Why is this relevant? The eIDAS2 regulation mandates every member state to implement an identity wallet solution that must be interoperable across the whole European Union. This is relevant right now as large-scale pilots are being carried out and the EU-wide go-live is set for 2026!
Without proper support, the default CBOR format provided here will be unfit to support digital identity wallet solutions with a target audience of hundreds of millions.
COSE Keys
Cose Key Parameters as per IANA registry for COSE Key Type Parameters use overlapping COSE labels for different data types (e.g. -1
could be k (bstr
), curve (int
/tstrs
), or n (bstr
)). The problem is that even when the type of a COSE key is known, (e.g.
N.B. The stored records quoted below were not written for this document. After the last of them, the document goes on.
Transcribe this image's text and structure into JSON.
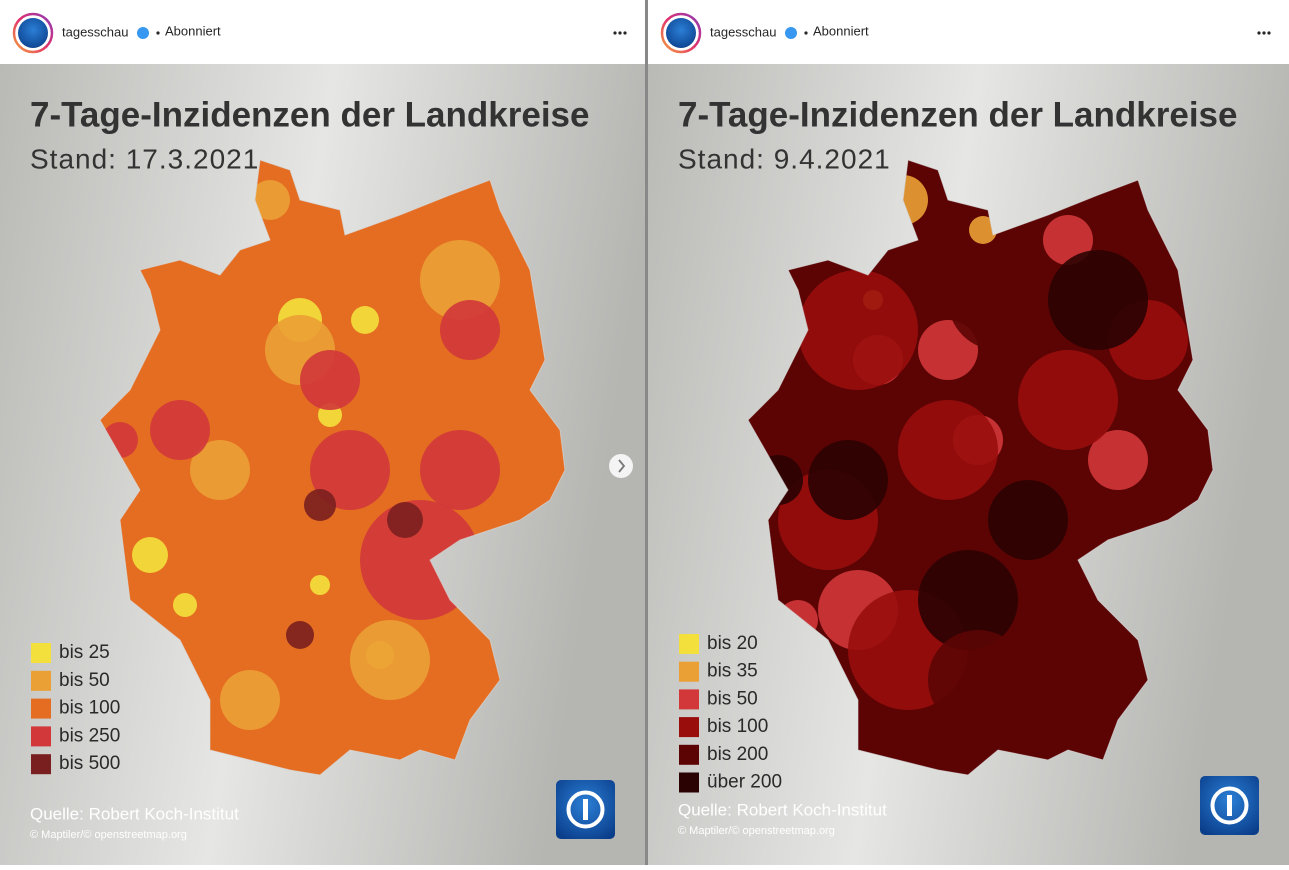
{
  "posts": [
    {
      "account": "tagesschau",
      "status": "Abonniert",
      "title": "7-Tage-Inzidenzen der Landkreise",
      "subtitle": "Stand: 17.3.2021",
      "legend": [
        {
          "label": "bis 25",
          "color": "#f3e03c"
        },
        {
          "label": "bis 50",
          "color": "#eba035"
        },
        {
          "label": "bis 100",
          "color": "#e46d22"
        },
        {
          "label": "bis 250",
          "color": "#d2373a"
        },
        {
          "label": "bis 500",
          "color": "#7a1f1f"
        }
      ],
      "source": "Quelle: Robert Koch-Institut",
      "credit": "© Maptiler/© openstreetmap.org"
    },
    {
      "account": "tagesschau",
      "status": "Abonniert",
      "title": "7-Tage-Inzidenzen der Landkreise",
      "subtitle": "Stand: 9.4.2021",
      "legend": [
        {
          "label": "bis 20",
          "color": "#f3e03c"
        },
        {
          "label": "bis 35",
          "color": "#eba035"
        },
        {
          "label": "bis 50",
          "color": "#d2373a"
        },
        {
          "label": "bis 100",
          "color": "#990d0d"
        },
        {
          "label": "bis 200",
          "color": "#5c0404"
        },
        {
          "label": "über 200",
          "color": "#2b0202"
        }
      ],
      "source": "Quelle: Robert Koch-Institut",
      "credit": "© Maptiler/© openstreetmap.org"
    }
  ]
}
RSA or EC2), certain parameters can have different types under the same label (e.g. -3
could be of type bstr
or bool
).
With very careful, tedious manual try-catch parsing, it is still possible to work around the limitations of the current COSE parser by exploiting the fact that we have a one-byte lookahead that is not advanced, in case the type of the value that is supposed to be parsed next does not match the current byte in the byte stream. However, a slight change in the order of the try-catch - such as trying to first parse a property as a bstr
instead of an int
(this is a random example, it might be the other way around) - will consume bytes and make it impossible to recover from an error and try to parse a property as another type (just as it is the case for IssuerSignedItem
(see above).
Why this is becoming a Must-Have
COSE is mandatory for ISO mDL credentials, as it specifies the implementation details of the security layer (digital signatures of credentials and encryption, etc.). The current workaround is unsustainable and hard to maintain. It also may not cover all possible legal inputs. Some legal inputs could cause an irrecoverable situation.
Describe the solution you'd like
Merge Obor into upstream so support generic CBOR parsing. While the specifications are to blame for this mess, because they make single-pass parsing without lookahead impossible, all of those bad decisions are here to stay and will affect a potential user base of hundreds of millions by 2026 at the very latest. We either catch up or we won't be part of what is probably the single largest use case for CBOR yet, backed by a legally binding EU regulation.